Mercure ithyphallique. Fresque de Pompéi, Ier siècle apr. J.-C. Musée archéologique national, Naples. Wikipédia

Les Grecs et les Romains vénéraient la représentation du phallus comme une idole, capable de les protéger contre tous les maux. Au Ve siècle av. J.-C., les Athéniens organisaient chaque année des phallophories, processions solennelles de citoyens portant sur leurs dos des phallus géants, taillés dans des troncs de bois. Les cités alliées, désireuses de participer elles aussi à ces rites et d’en partager les effets bénéfiques, envoyaient à Athènes leurs propres phallus réalisés par les meilleurs artisans.

Le pénis avait même son dieu : Priape, fils d’Aphrodite et de Dionysos, doté d’un membre démesuré, vu comme un épouvantail aux vertus magiques. C’est pourquoi des sexes en érection, sculptés ou moulés en terre cuite, étaient érigés aux angles des rues, à l’entrée des boutiques et des maisons.

Priape pesant son phallus sur une balance. Fresque, Maison des Vettii, Pompéi, Iᵉʳ siècle apr. J.-C. Wikimedia

Un symbole de bonheur et de réussite sociale

À Pompéi, à l’entrée de la maison des Vettii, riches marchands, une fresque montre Priape pesant son phallus sur l’un des deux plateaux d’une balance. Sur l’autre plateau repose une bourse remplie d’argent, tandis qu’une corbeille débordante de fruits est placée sous l’énorme pénis.

Statue de Priape, Maison des Vettii, Pompéi, Iᵉʳ siècle apr. J.-C. Wikimedia

Une autre représentation de Priape, cette fois sous la forme d’une statue en marbre, se dresse à l’intérieur de la demeure, dans l’atrium, où elle décore une fontaine. Le gros phallus en érection est traversé par un conduit permettant de répandre l’eau fécondante. Par ces images de Priape, les Vettii entendaient proclamer fièrement leur remarquable réussite économique et sociale.
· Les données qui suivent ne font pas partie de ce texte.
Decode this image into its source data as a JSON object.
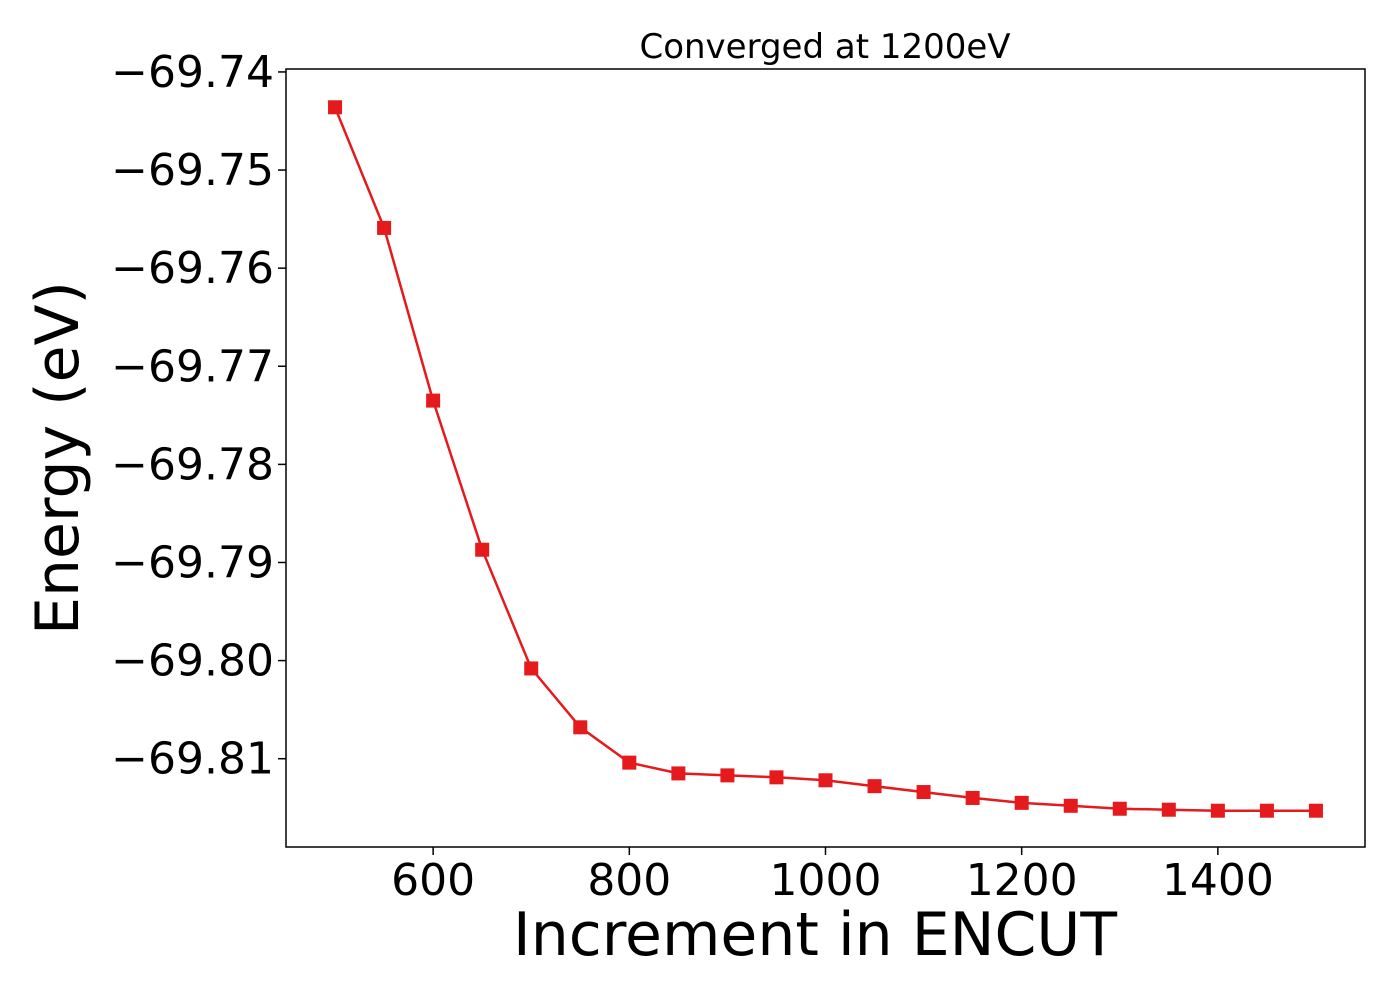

Phallus agrémentés de clochettes provenant de Pompéi. Musée archéologique, Naples. Iᵉʳ siècle apr. J.-C. Wikimedia

D’autres phallus, cette fois en bronze, étaient suspendus au seuil des maisons de Pompéi pour conjurer le malheur. Ils étaient parfois pourvus d’ailes et de clochettes, appelées tintinnabula.

« Enculer » le mauvais œil

Dans un style comparable, une mosaïque romaine d’Hadrumète, aujourd’hui Sousse en Tunisie, nous offre la représentation d’un pénis en forme de poisson s’apprêtant à pénétrer un œil, dit « mauvais œil », ou kakos ophthalmos en grec.

On peut rapprocher cette mosaïque d’inscriptions ornant des bracelets prophylactiques retrouvés en Égypte, datant de l’époque romaine, sur lesquels on peut lire : « Dehors, mauvais sort ! » ; ou encore, de manière plus directe : « Je t’enculerai » (pugisô se).

Phallus pénétrant le « mauvais œil ». Mosaïque romaine, IIᵉ -IIIᵉ siècle apr. J.-C. Musée archéologique, Sousse. Wikimedia

Injures phalliques

Sur le médaillon d’une lampe à huile romaine, la reine Cléopâtre prend la place réservée au mauvais œil. C’est elle qui, figurée nue, est sodomisée par le phallus. Sur une autre lampe, malheureusement fragmentaire, il est également possible d’identifier la reine, cette fois à quatre pattes, pénétrée par un crocodile ithyphallique. Ces images de propagande vantent symboliquement la victoire d’Octave, futur empereur Auguste, sur la reine d’Égypte.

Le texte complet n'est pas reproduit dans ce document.